Basket willow, common osier (Eng), mimbrera, mimbre (Spa); vimenera, salze viminal (Cat); illuncia, zume jatorra (Baq); mimbreira, vimieira (Glg); vimieiro, vimieriro-ordinário (Por).
“Justice comes to be like a basket. Human nature arrives at goodness and justice in a similar way to the way a flexible wicker basket is made.”
'The four books', Confucius
Shrub or small tree up to 10 m tall. The young branches are very long, thin and flexible. At first they are hairy but become smooth, and are greenish, yellowish, greyish or chestnut in colour. It is similar to S. triandra, but is more vigorous. The leaves are simple, deciduous, alternate and very narrow. They are 10 cm long, 1 cm wide, linear or linear-lanceolate and finish in an elongated tip. Their margin is entire or has scattered teeth, and is sometimes wavy. The upper side is a dirty green colour and smooth, and the underside is a little hairy and shiny, with a very well-defined midrib. The flowers are borne on long filaments known as catkins.
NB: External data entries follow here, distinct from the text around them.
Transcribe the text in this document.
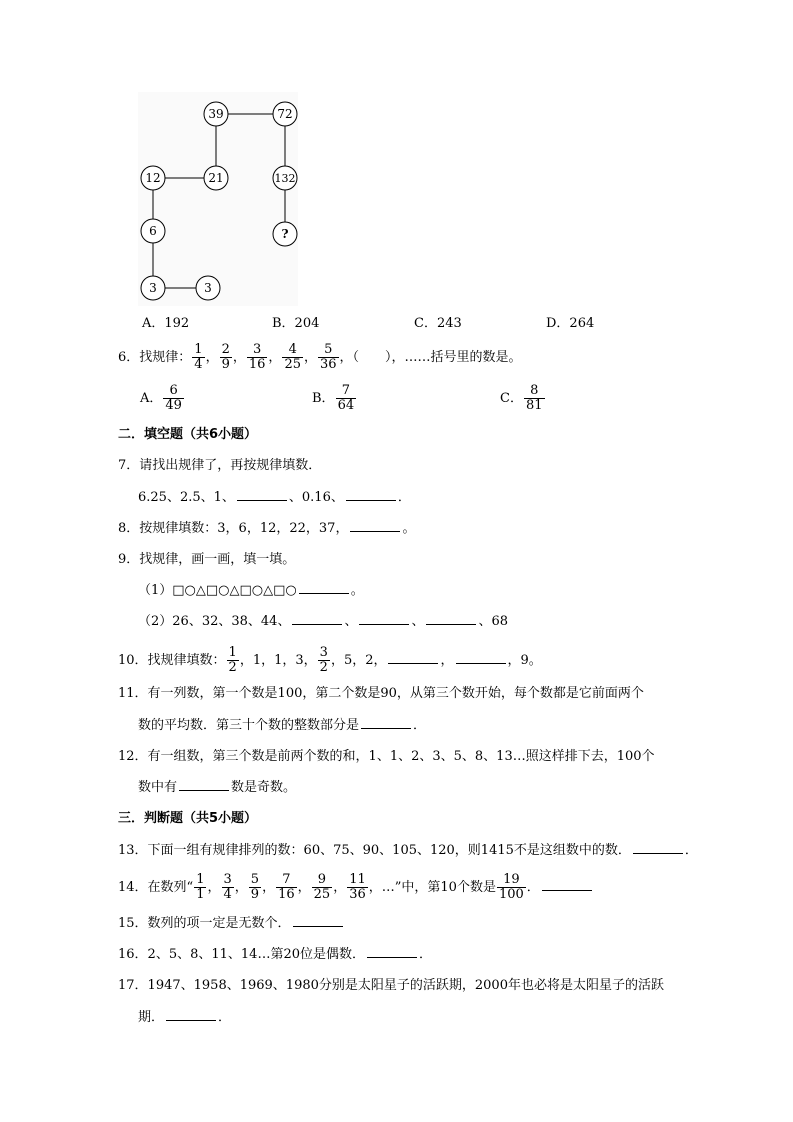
39	72
12	21	132
6	?
3	3
A．192	B．204	C．243	D．264
6．找规律： $\frac{1}{4}$ ， $\frac{2}{9}$ ， $\frac{3}{16}$ ， $\frac{4}{25}$ ， $\frac{5}{36}$ ，（　　），……括号里的数是。
A． $\frac{6}{49}$	B． $\frac{7}{64}$	C． $\frac{8}{81}$
二．填空题（共6小题）
7．请找出规律了，再按规律填数．
6.25、2.5、1、	、0.16、	．
8．按规律填数：3，6，12，22，37，	。
9．找规律，画一画，填一填。
（1）□○△□○△□○△□○	。
（2）26、32、38、44、	、	、	、68
10．找规律填数： $\frac{1}{2}$ ，1，1，3， $\frac{3}{2}$ ，5，2，	，	，9。
11．有一列数，第一个数是100，第二个数是90，从第三个数开始，每个数都是它前面两个
数的平均数．第三十个数的整数部分是	．
12．有一组数，第三个数是前两个数的和，1、1、2、3、5、8、13…照这样排下去，100个
数中有	数是奇数。
三．判断题（共5小题）
13．下面一组有规律排列的数：60、75、90、105、120，则1415不是这组数中的数．	．
14．在数列“ $\frac{1}{1}$ ， $\frac{3}{4}$ ， $\frac{5}{9}$ ， $\frac{7}{16}$ ， $\frac{9}{25}$ ， $\frac{11}{36}$ ，…”中，第10个数是 $\frac{19}{100}$ ．
15．数列的项一定是无数个．
16．2、5、8、11、14…第20位是偶数．	．
17．1947、1958、1969、1980分别是太阳星子的活跃期，2000年也必将是太阳星子的活跃
期．	．
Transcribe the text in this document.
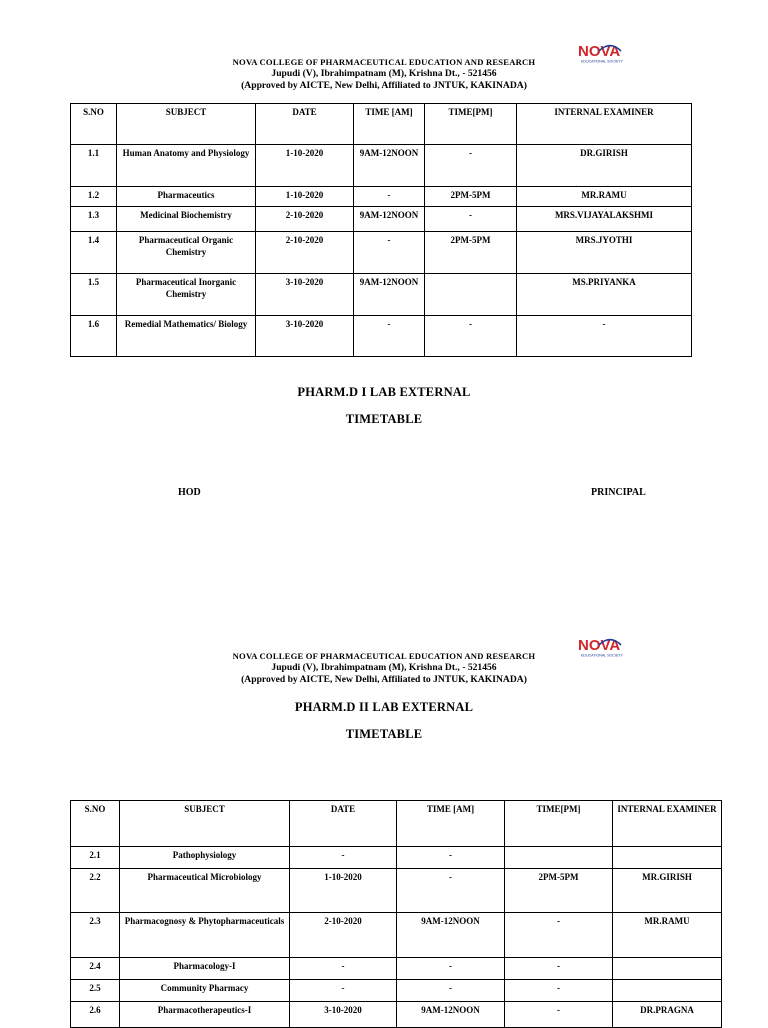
NOVA COLLEGE OF PHARMACEUTICAL EDUCATION AND RESEARCH
Jupudi (V), Ibrahimpatnam (M), Krishna Dt., - 521456
(Approved by AICTE, New Delhi, Affiliated to JNTUK, KAKINADA)
NOVA
EDUCATIONAL SOCIETY
S.NO	SUBJECT	DATE	TIME [AM]	TIME[PM]	INTERNAL EXAMINER
1.1	Human Anatomy and Physiology	1-10-2020	9AM-12NOON	-	DR.GIRISH
1.2	Pharmaceutics	1-10-2020	-	2PM-5PM	MR.RAMU
1.3	Medicinal Biochemistry	2-10-2020	9AM-12NOON	-	MRS.VIJAYALAKSHMI
1.4	Pharmaceutical Organic Chemistry	2-10-2020	-	2PM-5PM	MRS.JYOTHI
1.5	Pharmaceutical Inorganic Chemistry	3-10-2020	9AM-12NOON		MS.PRIYANKA
1.6	Remedial Mathematics/ Biology	3-10-2020	-	-	-
PHARM.D I LAB EXTERNAL
TIMETABLE
HOD	PRINCIPAL
NOVA COLLEGE OF PHARMACEUTICAL EDUCATION AND RESEARCH
Jupudi (V), Ibrahimpatnam (M), Krishna Dt., - 521456
(Approved by AICTE, New Delhi, Affiliated to JNTUK, KAKINADA)
NOVA
EDUCATIONAL SOCIETY
PHARM.D II LAB EXTERNAL
TIMETABLE
S.NO	SUBJECT	DATE	TIME [AM]	TIME[PM]	INTERNAL EXAMINER
2.1	Pathophysiology	-	-		
2.2	Pharmaceutical Microbiology	1-10-2020	-	2PM-5PM	MR.GIRISH
2.3	Pharmacognosy & Phytopharmaceuticals	2-10-2020	9AM-12NOON	-	MR.RAMU
2.4	Pharmacology-I	-	-	-	
2.5	Community Pharmacy	-	-	-	
2.6	Pharmacotherapeutics-I	3-10-2020	9AM-12NOON	-	DR.PRAGNA
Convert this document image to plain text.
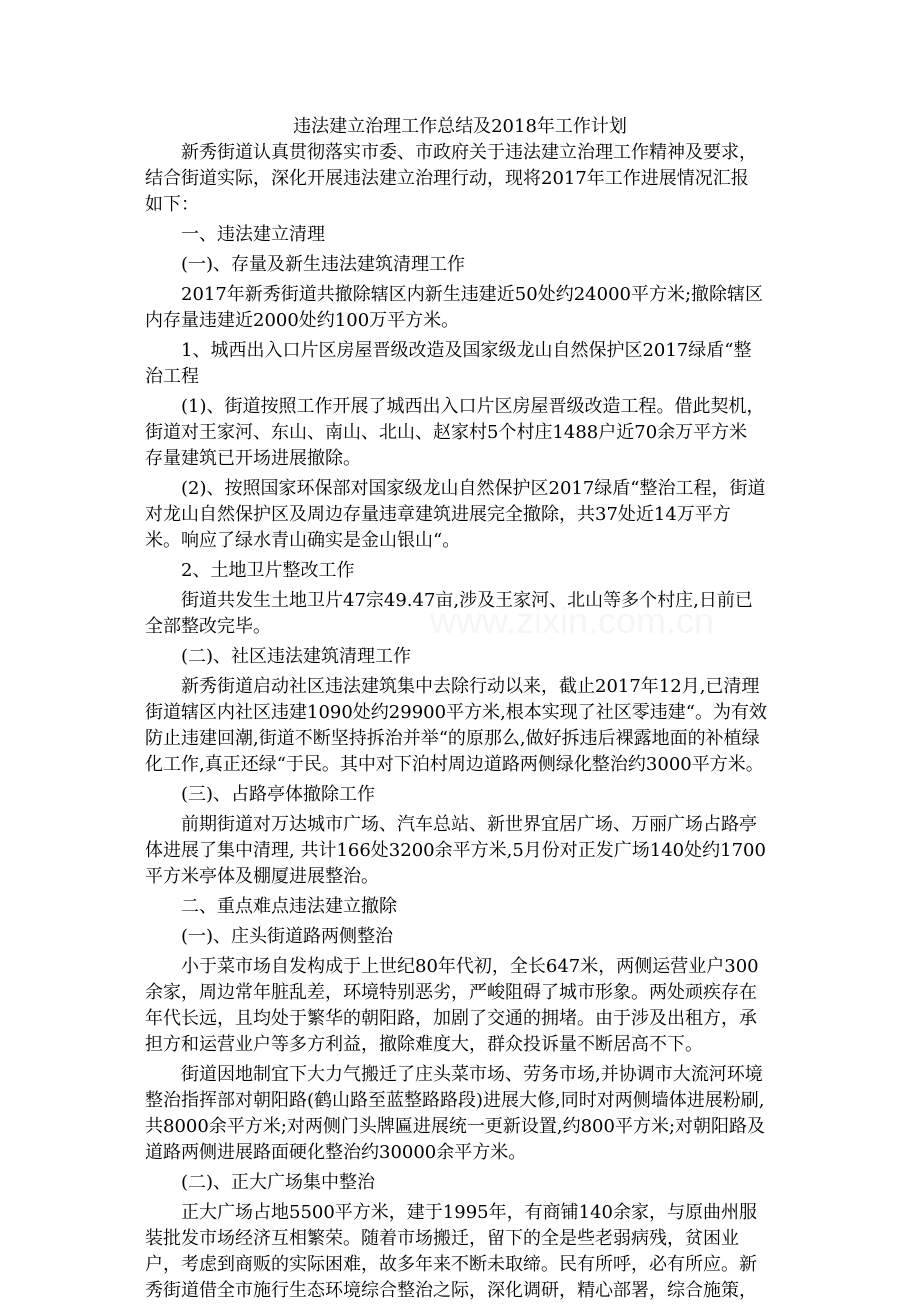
违法建立治理工作总结及2018年工作计划
新秀街道认真贯彻落实市委、市政府关于违法建立治理工作精神及要求，
结合街道实际，深化开展违法建立治理行动，现将2017年工作进展情况汇报
如下：
一、违法建立清理
(一)、存量及新生违法建筑清理工作
2017年新秀街道共撤除辖区内新生违建近50处约24000平方米;撤除辖区
内存量违建近2000处约100万平方米。
1、城西出入口片区房屋晋级改造及国家级龙山自然保护区2017绿盾“整
治工程
(1)、街道按照工作开展了城西出入口片区房屋晋级改造工程。借此契机，
街道对王家河、东山、南山、北山、赵家村5个村庄1488户近70余万平方米
存量建筑已开场进展撤除。
(2)、按照国家环保部对国家级龙山自然保护区2017绿盾“整治工程，街道
对龙山自然保护区及周边存量违章建筑进展完全撤除，共37处近14万平方
米。响应了绿水青山确实是金山银山“。
2、土地卫片整改工作
街道共发生土地卫片47宗49.47亩,涉及王家河、北山等多个村庄,日前已
全部整改完毕。
(二)、社区违法建筑清理工作
新秀街道启动社区违法建筑集中去除行动以来，截止2017年12月,已清理
街道辖区内社区违建1090处约29900平方米,根本实现了社区零违建“。为有效
防止违建回潮,街道不断坚持拆治并举“的原那么,做好拆违后裸露地面的补植绿
化工作,真正还绿“于民。其中对下泊村周边道路两侧绿化整治约3000平方米。
(三)、占路亭体撤除工作
前期街道对万达城市广场、汽车总站、新世界宜居广场、万丽广场占路亭
体进展了集中清理, 共计166处3200余平方米,5月份对正发广场140处约1700
平方米亭体及棚厦进展整治。
二、重点难点违法建立撤除
(一)、庄头街道路两侧整治
小于菜市场自发构成于上世纪80年代初，全长647米，两侧运营业户300
余家，周边常年脏乱差，环境特别恶劣，严峻阻碍了城市形象。两处顽疾存在
年代长远，且均处于繁华的朝阳路，加剧了交通的拥堵。由于涉及出租方，承
担方和运营业户等多方利益，撤除难度大，群众投诉量不断居高不下。
街道因地制宜下大力气搬迁了庄头菜市场、劳务市场,并协调市大流河环境
整治指挥部对朝阳路(鹤山路至蓝整路路段)进展大修,同时对两侧墙体进展粉刷,
共8000余平方米;对两侧门头牌匾进展统一更新设置,约800平方米;对朝阳路及
道路两侧进展路面硬化整治约30000余平方米。
(二)、正大广场集中整治
正大广场占地5500平方米，建于1995年，有商铺140余家，与原曲州服
装批发市场经济互相繁荣。随着市场搬迁，留下的全是些老弱病残，贫困业
户，考虑到商贩的实际困难，故多年来不断未取缔。民有所呼，必有所应。新
秀街道借全市施行生态环境综合整治之际，深化调研，精心部署，综合施策，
The fruits are capsules that open when ripe to release seeds wrapped in a cottony material that helps them be dispersed by the wind.
This species is frequently cultivated, something that favours it becoming established in the wild, and it is found naturalised in humid and churned up soils, next to cultivated meadows and orchards. It grows from sea level up to approximately 900 m.
The natural range of this species includes much of Europe and Asia, but is not native to the Iberian Peninsula and Balearic Islands where it has been introduced as a crop plant and has naturalised in many places.